Decide la Corte la impugnación de la sentencia proferida por la Sala de Casación Penal el 22 de marzo de 20221, en la acción de tutela promovida por Telmex Colombia SA contra la Sala de Descongestión nº 3 de la Sala de Casación Laboral, trámite al cual fueron vinculados Sala Laboral del Tribunal Superior de Cali y el Juzgado Trece Laboral del Circuito de esa ciudad y citadas las partes e intervinientes en el proceso ordinario con radicado 2015-00253.
ANTECEDENTES
1. La sociedad actora, a través de su representante legal invocó la protección de los derechos fundamentales al debido proceso, defensa y contradicción, presuntamente vulnerados por la autoridad accionada.
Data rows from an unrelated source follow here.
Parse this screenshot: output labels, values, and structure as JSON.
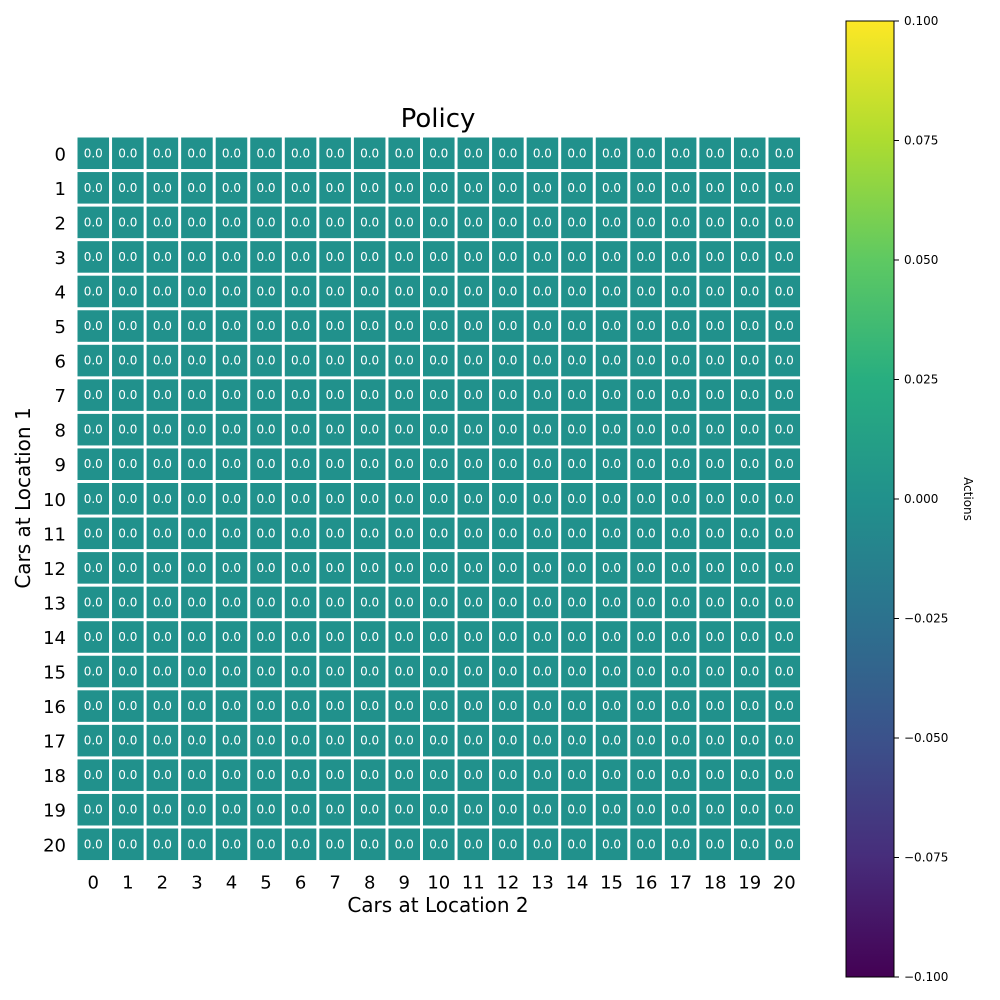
{
  "chart_data": {
    "type": "heatmap",
    "title": "Policy",
    "xlabel": "Cars at Location 2",
    "ylabel": "Cars at Location 1",
    "x_ticks": [
      "0",
      "1",
      "2",
      "3",
      "4",
      "5",
      "6",
      "7",
      "8",
      "9",
      "10",
      "11",
      "12",
      "13",
      "14",
      "15",
      "16",
      "17",
      "18",
      "19",
      "20"
    ],
    "y_ticks": [
      "0",
      "1",
      "2",
      "3",
      "4",
      "5",
      "6",
      "7",
      "8",
      "9",
      "10",
      "11",
      "12",
      "13",
      "14",
      "15",
      "16",
      "17",
      "18",
      "19",
      "20"
    ],
    "values": [
      [
        0,
        0,
        0,
        0,
        0,
        0,
        0,
        0,
        0,
        0,
        0,
        0,
        0,
        0,
        0,
        0,
        0,
        0,
        0,
        0,
        0
      ],
      [
        0,
        0,
        0,
        0,
        0,
        0,
        0,
        0,
        0,
        0,
        0,
        0,
        0,
        0,
        0,
        0,
        0,
        0,
        0,
        0,
        0
      ],
      [
        0,
        0,
        0,
        0,
        0,
        0,
        0,
        0,
        0,
        0,
        0,
        0,
        0,
        0,
        0,
        0,
        0,
        0,
        0,
        0,
        0
      ],
      [
        0,
        0,
        0,
        0,
        0,
        0,
        0,
        0,
        0,
        0,
        0,
        0,
        0,
        0,
        0,
        0,
        0,
        0,
        0,
        0,
        0
      ],
      [
        0,
        0,
        0,
        0,
        0,
        0,
        0,
        0,
        0,
        0,
        0,
        0,
        0,
        0,
        0,
        0,
        0,
        0,
        0,
        0,
        0
      ],
      [
        0,
        0,
        0,
        0,
        0,
        0,
        0,
        0,
        0,
        0,
        0,
        0,
        0,
        0,
        0,
        0,
        0,
        0,
        0,
        0,
        0
      ],
      [
        0,
        0,
        0,
        0,
        0,
        0,
        0,
        0,
        0,
        0,
        0,
        0,
        0,
        0,
        0,
        0,
        0,
        0,
        0,
        0,
        0
      ],
      [
        0,
        0,
        0,
        0,
        0,
        0,
        0,
        0,
        0,
        0,
        0,
        0,
        0,
        0,
        0,
        0,
        0,
        0,
        0,
        0,
        0
      ],
      [
        0,
        0,
        0,
        0,
        0,
        0,
        0,
        0,
        0,
        0,
        0,
        0,
        0,
        0,
        0,
        0,
        0,
        0,
        0,
        0,
        0
      ],
      [
        0,
        0,
        0,
        0,
        0,
        0,
        0,
        0,
        0,
        0,
        0,
        0,
        0,
        0,
        0,
        0,
        0,
        0,
        0,
        0,
        0
      ],
      [
        0,
        0,
        0,
        0,
        0,
        0,
        0,
        0,
        0,
        0,
        0,
        0,
        0,
        0,
        0,
        0,
        0,
        0,
        0,
        0,
        0
      ],
      [
        0,
        0,
        0,
        0,
        0,
        0,
        0,
        0,
        0,
        0,
        0,
        0,
        0,
        0,
        0,
        0,
        0,
        0,
        0,
        0,
        0
      ],
      [
        0,
        0,
        0,
        0,
        0,
        0,
        0,
        0,
        0,
        0,
        0,
        0,
        0,
        0,
        0,
        0,
        0,
        0,
        0,
        0,
        0
      ],
      [
        0,
        0,
        0,
        0,
        0,
        0,
        0,
        0,
        0,
        0,
        0,
        0,
        0,
        0,
        0,
        0,
        0,
        0,
        0,
        0,
        0
      ],
      [
        0,
        0,
        0,
        0,
        0,
        0,
        0,
        0,
        0,
        0,
        0,
        0,
        0,
        0,
        0,
        0,
        0,
        0,
        0,
        0,
        0
      ],
      [
        0,
        0,
        0,
        0,
        0,
        0,
        0,
        0,
        0,
        0,
        0,
        0,
        0,
        0,
        0,
        0,
        0,
        0,
        0,
        0,
        0
      ],
      [
        0,
        0,
        0,
        0,
        0,
        0,
        0,
        0,
        0,
        0,
        0,
        0,
        0,
        0,
        0,
        0,
        0,
        0,
        0,
        0,
        0
      ],
      [
        0,
        0,
        0,
        0,
        0,
        0,
        0,
        0,
        0,
        0,
        0,
        0,
        0,
        0,
        0,
        0,
        0,
        0,
        0,
        0,
        0
      ],
      [
        0,
        0,
        0,
        0,
        0,
        0,
        0,
        0,
        0,
        0,
        0,
        0,
        0,
        0,
        0,
        0,
        0,
        0,
        0,
        0,
        0
      ],
      [
        0,
        0,
        0,
        0,
        0,
        0,
        0,
        0,
        0,
        0,
        0,
        0,
        0,
        0,
        0,
        0,
        0,
        0,
        0,
        0,
        0
      ],
      [
        0,
        0,
        0,
        0,
        0,
        0,
        0,
        0,
        0,
        0,
        0,
        0,
        0,
        0,
        0,
        0,
        0,
        0,
        0,
        0,
        0
      ]
    ],
    "value_format": "0.0",
    "colorbar": {
      "label": "Actions",
      "range": [
        -0.1,
        0.1
      ],
      "tick_labels": [
        "−0.100",
        "−0.075",
        "−0.050",
        "−0.025",
        "0.000",
        "0.025",
        "0.050",
        "0.075",
        "0.100"
      ],
      "tick_values": [
        -0.1,
        -0.075,
        -0.05,
        -0.025,
        0,
        0.025,
        0.05,
        0.075,
        0.1
      ],
      "colormap": "viridis"
    },
    "colors": {
      "cell_gap": "#ffffff",
      "cell_text": "#ffffff"
    }
  }
}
Como sustento de su reclamo, manifestó que Luis Alfonso Saavedra Prado inició juicio ordinario laboral contra Mercadeo Tecnología y Comunicación SAS -Mercattel- y Telmex Colombia SA hoy -Comcel S.A.- con el fin de que se declarara «que existió una relación laboral tercerizada que inició el 19 de octubre de 2009 y terminó el 05 de mayo de 2014» y, en consecuencia, se les condenara al reconocimiento y pago de las primas de servicios, auxilio de cesantías, intereses y vacaciones, así como de la sanción moratoria e indemnización por despido sin justa causa y en estado de debilidad manifiesta.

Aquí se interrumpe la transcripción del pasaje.